Unite, Not Constrain 

Collaboration is at the heart of a data clean room, and as we have already said, successful partnerships hinge on their ease of use. The technology must allow seamless cooperation in a frictionless manner. 


Interoperability is critical, so partners are not forced to adopt the same external data platform to participate. The technology should unite, not constrain. Forcing one partner to take on a new platform when businesses are looking to rationalize tech stacks injects complexity and introduces an element of inequality in the partnership, which can, in turn, stifle the relationship.   


Ease of use must also mean a low-tech environment that any team can adopt without the need for specialist expertise or IT involvement. With resources stretched in many businesses, engaging internal support stifles the ability to get up and running quickly and deliver profitable partnerships. 


Ultimately, data clean room technology must be an enabler that removes complexity. It should make the whole process simple and quick, literally at the click of a button, from allowing a partner into a room to onboarding data from any platform and activating it in the manner required by the brand, be that via its DSP or through an ad server. This then frees up teams to focus on what is critical for their businesses — applying this data to deliver effective marketing campaigns. 
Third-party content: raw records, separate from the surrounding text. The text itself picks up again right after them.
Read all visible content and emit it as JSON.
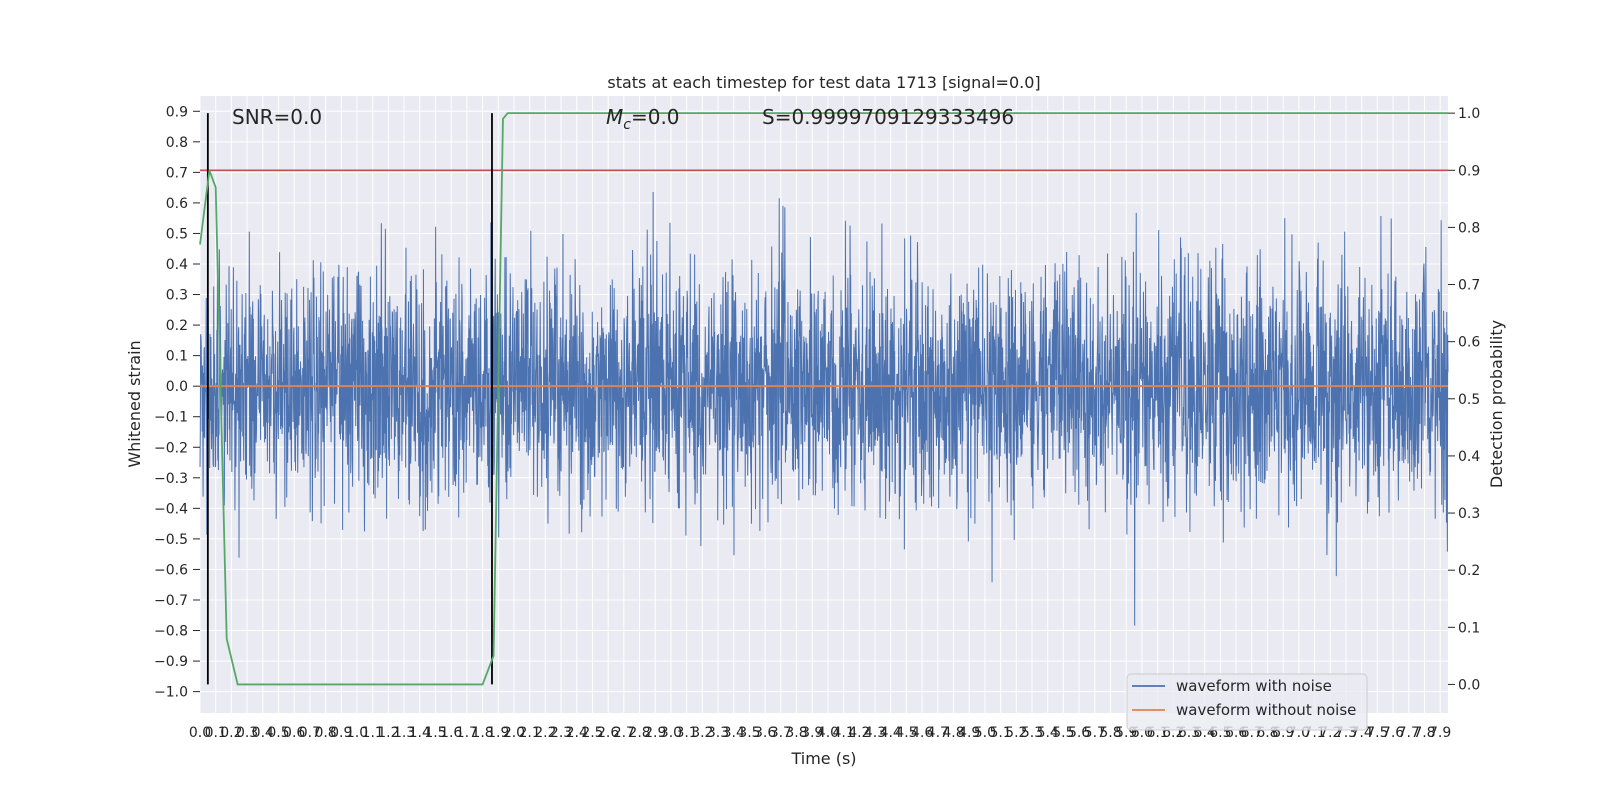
{
  "chart_data": {
    "type": "line",
    "title": "stats at each timestep for test data 1713 [signal=0.0]",
    "xlabel": "Time (s)",
    "ylabel": "Whitened strain",
    "y2label": "Detection probability",
    "xlim": [
      0.0,
      7.95
    ],
    "ylim": [
      -1.07,
      0.95
    ],
    "y2lim": [
      -0.05,
      1.03
    ],
    "x_ticks": [
      "0.0",
      "0.1",
      "0.2",
      "0.3",
      "0.4",
      "0.5",
      "0.6",
      "0.7",
      "0.8",
      "0.9",
      "1.0",
      "1.1",
      "1.2",
      "1.3",
      "1.4",
      "1.5",
      "1.6",
      "1.7",
      "1.8",
      "1.9",
      "2.0",
      "2.1",
      "2.2",
      "2.3",
      "2.4",
      "2.5",
      "2.6",
      "2.7",
      "2.8",
      "2.9",
      "3.0",
      "3.1",
      "3.2",
      "3.3",
      "3.4",
      "3.5",
      "3.6",
      "3.7",
      "3.8",
      "3.9",
      "4.0",
      "4.1",
      "4.2",
      "4.3",
      "4.4",
      "4.5",
      "4.6",
      "4.7",
      "4.8",
      "4.9",
      "5.0",
      "5.1",
      "5.2",
      "5.3",
      "5.4",
      "5.5",
      "5.6",
      "5.7",
      "5.8",
      "5.9",
      "6.0",
      "6.1",
      "6.2",
      "6.3",
      "6.4",
      "6.5",
      "6.6",
      "6.7",
      "6.8",
      "6.9",
      "7.0",
      "7.1",
      "7.2",
      "7.3",
      "7.4",
      "7.5",
      "7.6",
      "7.7",
      "7.8",
      "7.9"
    ],
    "y_ticks": [
      "0.9",
      "0.8",
      "0.7",
      "0.6",
      "0.5",
      "0.4",
      "0.3",
      "0.2",
      "0.1",
      "0.0",
      "-0.1",
      "-0.2",
      "-0.3",
      "-0.4",
      "-0.5",
      "-0.6",
      "-0.7",
      "-0.8",
      "-0.9",
      "-1.0"
    ],
    "y2_ticks": [
      "1.0",
      "0.9",
      "0.8",
      "0.7",
      "0.6",
      "0.5",
      "0.4",
      "0.3",
      "0.2",
      "0.1",
      "0.0"
    ],
    "series": [
      {
        "name": "waveform with noise",
        "color": "#4c72b0",
        "kind": "noise",
        "approx_range": [
          -1.0,
          0.86
        ]
      },
      {
        "name": "waveform without noise",
        "color": "#dd8452",
        "values": [
          [
            0.0,
            0.0
          ],
          [
            7.95,
            0.0
          ]
        ]
      }
    ],
    "detection_probability": {
      "color": "#55a868",
      "points": [
        [
          0.0,
          0.77
        ],
        [
          0.06,
          0.9
        ],
        [
          0.1,
          0.87
        ],
        [
          0.17,
          0.08
        ],
        [
          0.24,
          0.0
        ],
        [
          1.8,
          0.0
        ],
        [
          1.87,
          0.05
        ],
        [
          1.93,
          0.99
        ],
        [
          1.96,
          1.0
        ],
        [
          7.95,
          1.0
        ]
      ]
    },
    "threshold": {
      "value": 0.9,
      "axis": "right",
      "color": "#c44e52"
    },
    "vertical_markers": [
      0.05,
      1.86
    ],
    "annotations": {
      "snr": "SNR=0.0",
      "mc_symbol": "M",
      "mc_sub": "c",
      "mc_value": "=0.0",
      "s": "S=0.9999709129333496"
    },
    "legend_position": "lower right",
    "grid": true
  }
}
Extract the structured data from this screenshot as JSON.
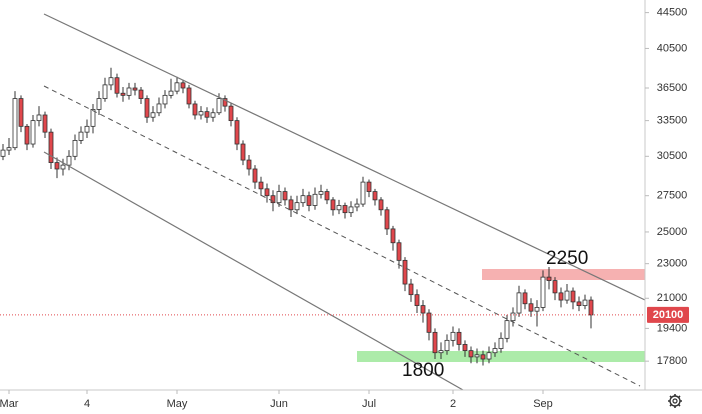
{
  "chart_data": {
    "type": "candlestick",
    "log_scale": true,
    "xlim": [
      -0.5,
      106.5
    ],
    "xticks": [
      {
        "value": 1,
        "label": "Mar"
      },
      {
        "value": 14,
        "label": "4"
      },
      {
        "value": 29,
        "label": "May"
      },
      {
        "value": 46,
        "label": "Jun"
      },
      {
        "value": 61,
        "label": "Jul"
      },
      {
        "value": 75,
        "label": "2"
      },
      {
        "value": 90,
        "label": "Sep"
      }
    ],
    "ylim": [
      16500,
      46000
    ],
    "yticks": [
      17800,
      19400,
      21000,
      23000,
      25000,
      27500,
      30500,
      33500,
      36500,
      40500,
      44500
    ],
    "up_color": "#ffffff",
    "down_color": "#e0474c",
    "last_price": 20100,
    "annotations": [
      "2250",
      "1800"
    ],
    "open": [
      30500,
      31000,
      31200,
      35500,
      33000,
      31500,
      33500,
      34000,
      32500,
      30000,
      29500,
      29800,
      30500,
      31800,
      32500,
      33000,
      34500,
      35500,
      36800,
      37500,
      36000,
      35800,
      36500,
      36300,
      35500,
      33800,
      34200,
      35000,
      35800,
      36200,
      37000,
      36500,
      35000,
      34000,
      34300,
      33800,
      34200,
      35500,
      34800,
      33500,
      31500,
      30200,
      29500,
      28500,
      28000,
      27500,
      27000,
      27800,
      27200,
      26500,
      27000,
      27500,
      26800,
      27600,
      27800,
      27200,
      26500,
      26800,
      26300,
      26700,
      26900,
      28500,
      27800,
      27200,
      26500,
      25200,
      24300,
      23200,
      21800,
      21200,
      20600,
      20200,
      19200,
      18200,
      18300,
      18800,
      19200,
      18600,
      18300,
      18000,
      18100,
      17900,
      18200,
      18400,
      18900,
      19800,
      20200,
      21300,
      20700,
      20300,
      20500,
      22200,
      22000,
      21300,
      20900,
      21400,
      20800,
      20600,
      20900
    ],
    "high": [
      31500,
      32000,
      36200,
      35800,
      33200,
      34000,
      34800,
      34300,
      32800,
      30400,
      30300,
      31000,
      32300,
      33000,
      33600,
      35000,
      36200,
      37500,
      38500,
      37900,
      36600,
      37000,
      37000,
      36600,
      35800,
      34800,
      35600,
      36300,
      37400,
      37600,
      37300,
      36800,
      35300,
      34800,
      34700,
      34600,
      36000,
      35800,
      35100,
      33800,
      31800,
      30600,
      29800,
      28900,
      28400,
      27900,
      28300,
      28100,
      27500,
      27500,
      28000,
      27800,
      28100,
      28300,
      28000,
      27400,
      27200,
      27000,
      27100,
      27300,
      28900,
      28700,
      28000,
      27400,
      26700,
      25400,
      24500,
      23400,
      22100,
      21500,
      20900,
      20400,
      19400,
      18700,
      19100,
      19500,
      19400,
      18800,
      18500,
      18400,
      18300,
      18500,
      18700,
      19200,
      20100,
      20500,
      21700,
      21500,
      21000,
      20900,
      22600,
      22800,
      22200,
      21600,
      21800,
      21600,
      21100,
      21200,
      21100
    ],
    "low": [
      30200,
      30600,
      31000,
      32500,
      31000,
      31200,
      33000,
      32000,
      29500,
      28800,
      29000,
      29400,
      30200,
      31500,
      32000,
      32400,
      34000,
      35200,
      36300,
      35600,
      35200,
      35400,
      35800,
      35000,
      33300,
      33400,
      33900,
      34600,
      35500,
      35900,
      36000,
      34600,
      33600,
      33600,
      33300,
      33400,
      34000,
      34300,
      33000,
      31000,
      29800,
      29000,
      28000,
      27500,
      27000,
      26400,
      26700,
      26800,
      26000,
      26200,
      26700,
      26400,
      26500,
      27300,
      26900,
      26100,
      26200,
      25900,
      26000,
      26400,
      26700,
      27400,
      26800,
      26100,
      24800,
      23800,
      22700,
      21400,
      20800,
      20200,
      19700,
      18800,
      17900,
      17900,
      18100,
      18500,
      18300,
      18000,
      17700,
      17700,
      17600,
      17700,
      18000,
      18200,
      18700,
      19500,
      20000,
      20400,
      20000,
      19500,
      20300,
      21500,
      20900,
      20500,
      20700,
      20400,
      20300,
      20400,
      19400
    ],
    "close": [
      31000,
      31200,
      35500,
      33000,
      31500,
      33500,
      34000,
      32500,
      30000,
      29500,
      29800,
      30500,
      31800,
      32500,
      33000,
      34500,
      35500,
      36800,
      37500,
      36000,
      35800,
      36500,
      36300,
      35500,
      33800,
      34200,
      35000,
      35800,
      36200,
      37000,
      36500,
      35000,
      34000,
      34300,
      33800,
      34200,
      35500,
      34800,
      33500,
      31500,
      30200,
      29500,
      28500,
      28000,
      27500,
      27000,
      27800,
      27200,
      26500,
      27000,
      27500,
      26800,
      27600,
      27800,
      27200,
      26500,
      26800,
      26300,
      26700,
      26900,
      28500,
      27800,
      27200,
      26500,
      25200,
      24300,
      23200,
      21800,
      21200,
      20600,
      20200,
      19200,
      18200,
      18300,
      18800,
      19200,
      18600,
      18300,
      18000,
      18100,
      17900,
      18200,
      18400,
      18900,
      19800,
      20200,
      21300,
      20700,
      20300,
      20500,
      22200,
      22000,
      21300,
      20900,
      21400,
      20800,
      20600,
      20900,
      20100
    ]
  }
}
New Environments Need New Solutions

In many respects, the data clean room challenge reflects what Clayton Christensen discusses in The Innovator’s Dilemma — the challenge at hand should not be a technological one but a marketing one. By empowering the marketing team with the technology, they must then work out how best to take advantage of it to benefit their partners and the business. 


As this new era of advertising ushers in new rules of engagement, success hinges on having new tools to deliver impactful, compliant and consumer-centric messaging. In an industry rife with solutions to address advertising’s problems, ease of use is becoming an ever more important differentiator. And while some commentators are championing old approaches to tackling today’s issues, the industry can only move forward by embracing and incorporating innovative solutions such as data clean rooms.


Far from simply being a replacement for third-party cookies, data clean room innovation represents a new and better approach to advertising. It delivers what the industry needs — more control, more impactful campaigns, improved customer engagement and increased collaboration — but in a privacy-preserving manner that protects consumers and helps rebuild their trust in advertising.


Data clean rooms also offer the opportunity for greater equality, cooperation and inclusion across the industry. But success will come to those that not only solve advertising’s needs but do so in a way that is easy to implement. So, to repeat a simple message: if you are exploring data clean rooms, do not underestimate the value of simplicity.